With the 2010 FIFA World Cup running, football fans the world over were becoming increasingly excited as the best players from the best teams doing battles for the World Cup trophy in South Africa. Similarly, football betting fans were putting their money where their mouths were, by laying all manner of World Cup bets.

Chinese Football Lottery provided a "Triple Winning" game. The rule of winning was simple: first select any three of the games. Then for each selected game, bet on one of the three possible results -- namely W for win, T for tie, and L for lose. There was an odd assigned to each result. The winner's odd would be the product of the three odds times 65%.

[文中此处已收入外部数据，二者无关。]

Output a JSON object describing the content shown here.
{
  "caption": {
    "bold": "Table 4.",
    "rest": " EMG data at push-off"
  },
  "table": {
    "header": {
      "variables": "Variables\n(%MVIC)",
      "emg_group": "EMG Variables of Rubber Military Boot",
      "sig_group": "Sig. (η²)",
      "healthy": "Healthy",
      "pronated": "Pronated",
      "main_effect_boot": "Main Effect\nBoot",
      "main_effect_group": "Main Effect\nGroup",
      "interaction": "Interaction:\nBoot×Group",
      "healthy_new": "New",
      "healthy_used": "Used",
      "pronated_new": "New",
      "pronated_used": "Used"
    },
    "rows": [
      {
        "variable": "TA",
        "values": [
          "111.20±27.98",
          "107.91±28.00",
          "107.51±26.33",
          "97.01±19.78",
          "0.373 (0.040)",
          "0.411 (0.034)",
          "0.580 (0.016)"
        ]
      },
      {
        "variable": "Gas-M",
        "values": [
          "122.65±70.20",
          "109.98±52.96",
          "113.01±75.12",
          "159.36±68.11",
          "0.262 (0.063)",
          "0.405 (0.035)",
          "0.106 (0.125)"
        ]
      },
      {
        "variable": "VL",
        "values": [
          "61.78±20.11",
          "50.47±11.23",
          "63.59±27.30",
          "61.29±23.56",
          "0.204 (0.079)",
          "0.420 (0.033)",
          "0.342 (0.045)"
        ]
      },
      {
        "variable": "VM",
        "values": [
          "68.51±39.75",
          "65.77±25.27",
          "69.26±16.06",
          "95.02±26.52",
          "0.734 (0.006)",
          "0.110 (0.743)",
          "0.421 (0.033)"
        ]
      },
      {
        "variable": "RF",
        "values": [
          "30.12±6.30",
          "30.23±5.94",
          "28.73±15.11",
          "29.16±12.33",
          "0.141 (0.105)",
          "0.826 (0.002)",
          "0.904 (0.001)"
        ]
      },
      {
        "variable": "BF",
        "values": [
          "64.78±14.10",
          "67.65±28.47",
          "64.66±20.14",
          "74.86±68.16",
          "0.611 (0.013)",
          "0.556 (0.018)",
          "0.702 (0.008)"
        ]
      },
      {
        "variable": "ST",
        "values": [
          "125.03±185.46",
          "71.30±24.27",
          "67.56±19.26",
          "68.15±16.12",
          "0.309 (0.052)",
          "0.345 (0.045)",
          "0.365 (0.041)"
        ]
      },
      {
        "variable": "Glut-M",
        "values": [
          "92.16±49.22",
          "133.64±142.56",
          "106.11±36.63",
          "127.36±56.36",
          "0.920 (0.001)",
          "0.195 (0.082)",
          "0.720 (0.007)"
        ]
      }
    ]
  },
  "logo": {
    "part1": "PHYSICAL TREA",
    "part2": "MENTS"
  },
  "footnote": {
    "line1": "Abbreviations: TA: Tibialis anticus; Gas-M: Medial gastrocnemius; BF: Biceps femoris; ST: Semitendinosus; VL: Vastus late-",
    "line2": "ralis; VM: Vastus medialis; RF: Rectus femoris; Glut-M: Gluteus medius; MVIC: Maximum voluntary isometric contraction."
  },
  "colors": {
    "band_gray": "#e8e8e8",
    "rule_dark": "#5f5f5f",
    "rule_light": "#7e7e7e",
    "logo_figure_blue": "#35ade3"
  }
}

For example, 3 games' odds are given as the following:

 W    T    L
1.1  2.5  1.7
1.2  3.1  1.6
4.1  1.2  1.1

To obtain the maximum profit, one must buy W for the 3rd game, T for the 2nd game, and T for the 1st game. If each bet takes 2 yuans, then the maximum profit would be (4.1×3.1×2.5×65%−1)×2=39.31 yuans (accurate up to 2 decimal places).

Input Specification:

Each input file contains one test case. Each case contains the betting information of 3 games. Each game occupies a line with three distinct odds corresponding to W, T and L.

Output Specification:

For each test case, print in one line the best bet of each game, and the maximum profit accurate up to 2 decimal places. The characters and the number must be separated by one space.

Sample Input:

1.1 2.5 1.7
1.2 3.1 1.6
4.1 1.2 1.1

Sample Output:

T T W 39.31

2. 題意

題目一大段的，其實就是找出三個數中的最大值，最大值對應的輸贏情況需要輸出出來，三組資料的最大值需要相乘後代入題目給的公式即可。

3. 思路——簡單模擬

三組資料，每組資料三個數，需要找出三個數中的最大值，if條件句判斷其中一個數均大於或等於其餘兩個數即為最大值。三組數的最大值找到並輸出最大值對應的輸贏情況，並將三個最大值相乘後的值代入公式即可。

4. 程式碼

#include <iostream>

using namespace std;
    
int main()
{
    double sum = 1;
    double x, y, z;
    string s = "";
    for (int i = 0; i < 3; ++i)
    {
        cin >> x >> y >> z;
        // 判斷三個數中的最大值，最大值與sum相乘，並輸出最大值對應的情況 
        if (x >= y && x >= z) sum *= x, s += "W ";
        else if (y >= x && y >= z) sum *= y, s += "T ";
        else sum *= z, s += "L ";
    }
    cout << s;
    // 根據題目所給公式計算即可 
    printf("%.2lf", (sum * 0.65 - 1) * 2);
    return 0;
}